It is this science – the analysis and subsequent understanding of the complex processes that form us – that explain why love is but chemistry. Despite how we came into being, we stand as a testament of what a few buckets of water can become. That is to say, we became a chemical equation that can breathe, play catch, eat, complain, fart around, and most importantly, love.
In the end, love is chemistry because we are. As walking-talking chemical reactions, we attempt to stoichiometrically balance our relationships. Counting the moles on our body, we determine the weight of our heart, and let it beat until equilibrium is reached. We search for love, and love searches for us. Kisses become our pipettes; laughs, our titrations. In the chemistry of love, we all try to win the Nobel Prize.
But while this may be true, what does it matter if one can dissect the world in front of them? Attempting to break everything down into a timeline is irrelevant if one doesn’t live in the present. The same could be said of analyzing love as a science. Even if one understands how it works, that does not make them a lover.

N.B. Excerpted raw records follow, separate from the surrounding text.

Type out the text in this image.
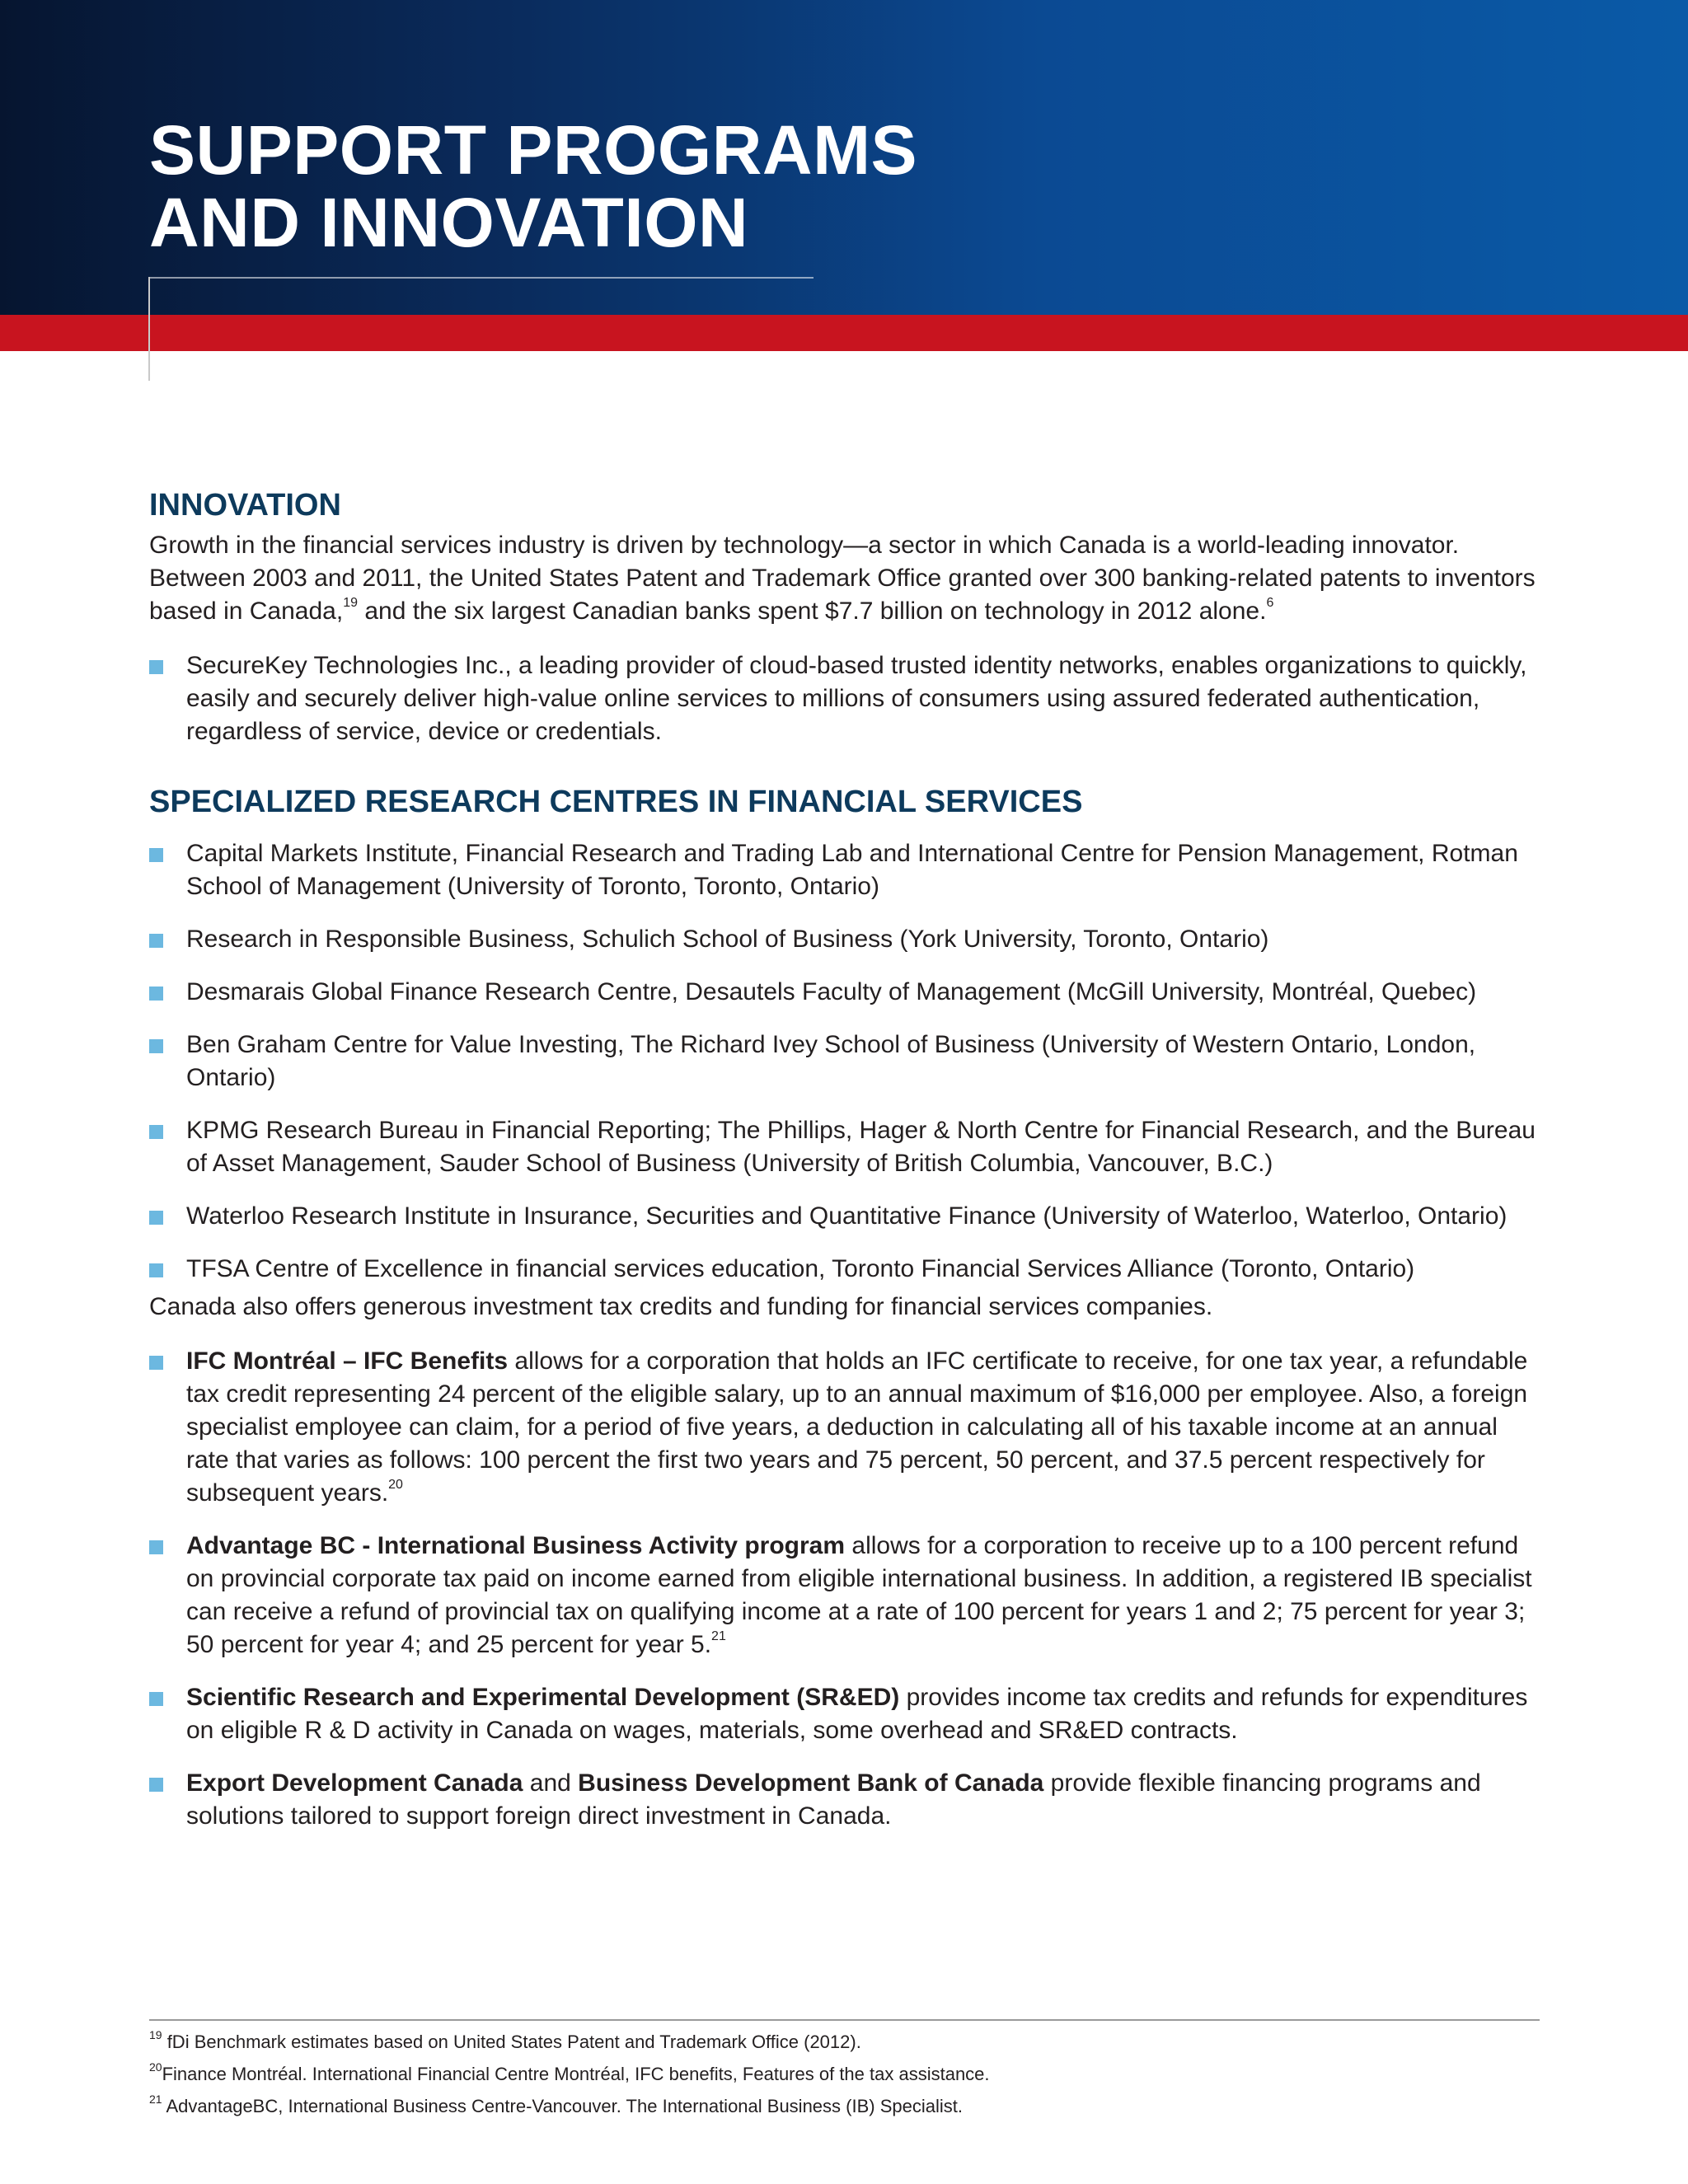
SUPPORT PROGRAMS
AND INNOVATION
INNOVATION

Growth in the financial services industry is driven by technology—a sector in which Canada is a world-leading innovator. Between 2003 and 2011, the United States Patent and Trademark Office granted over 300 banking-related patents to inventors based in Canada,$^{19}$ and the six largest Canadian banks spent $7.7 billion on technology in 2012 alone.$^6$

SecureKey Technologies Inc., a leading provider of cloud-based trusted identity networks, enables organizations to quickly, easily and securely deliver high-value online services to millions of consumers using assured federated authentication, regardless of service, device or credentials.
SPECIALIZED RESEARCH CENTRES IN FINANCIAL SERVICES
Capital Markets Institute, Financial Research and Trading Lab and International Centre for Pension Management, Rotman School of Management (University of Toronto, Toronto, Ontario)
Research in Responsible Business, Schulich School of Business (York University, Toronto, Ontario)
Desmarais Global Finance Research Centre, Desautels Faculty of Management (McGill University, Montréal, Quebec)
Ben Graham Centre for Value Investing, The Richard Ivey School of Business (University of Western Ontario, London, Ontario)
KPMG Research Bureau in Financial Reporting; The Phillips, Hager & North Centre for Financial Research, and the Bureau of Asset Management, Sauder School of Business (University of British Columbia, Vancouver, B.C.)
Waterloo Research Institute in Insurance, Securities and Quantitative Finance (University of Waterloo, Waterloo, Ontario)
TFSA Centre of Excellence in financial services education, Toronto Financial Services Alliance (Toronto, Ontario)

Canada also offers generous investment tax credits and funding for financial services companies.

IFC Montréal – IFC Benefits allows for a corporation that holds an IFC certificate to receive, for one tax year, a refundable tax credit representing 24 percent of the eligible salary, up to an annual maximum of $16,000 per employee. Also, a foreign specialist employee can claim, for a period of five years, a deduction in calculating all of his taxable income at an annual rate that varies as follows: 100 percent the first two years and 75 percent, 50 percent, and 37.5 percent respectively for subsequent years.$^{20}$
Advantage BC - International Business Activity program allows for a corporation to receive up to a 100 percent refund on provincial corporate tax paid on income earned from eligible international business. In addition, a registered IB specialist can receive a refund of provincial tax on qualifying income at a rate of 100 percent for years 1 and 2; 75 percent for year 3; 50 percent for year 4; and 25 percent for year 5.21
Scientific Research and Experimental Development (SR&ED) provides income tax credits and refunds for expenditures on eligible R & D activity in Canada on wages, materials, some overhead and SR&ED contracts.
Export Development Canada and Business Development Bank of Canada provide flexible financing programs and solutions tailored to support foreign direct investment in Canada.
$^{19}$ fDi Benchmark estimates based on United States Patent and Trademark Office (2012).
$^{20}$Finance Montréal. International Financial Centre Montréal, IFC benefits, Features of the tax assistance.
$^{21}$ AdvantageBC, International Business Centre-Vancouver. The International Business (IB) Specialist.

So while both life and love necessarily needs chemistry, they are one of the many ways to describe the world. Another way of describing it would be to say: where would any of us, the chemical cesspools that we are, be without love? Or perhaps a better question is what would chemistry be without love?
If you don’t have an answer, it’s okay. Potassium is all you need anyhow. It’s the stuff of love and more importantly, bananas.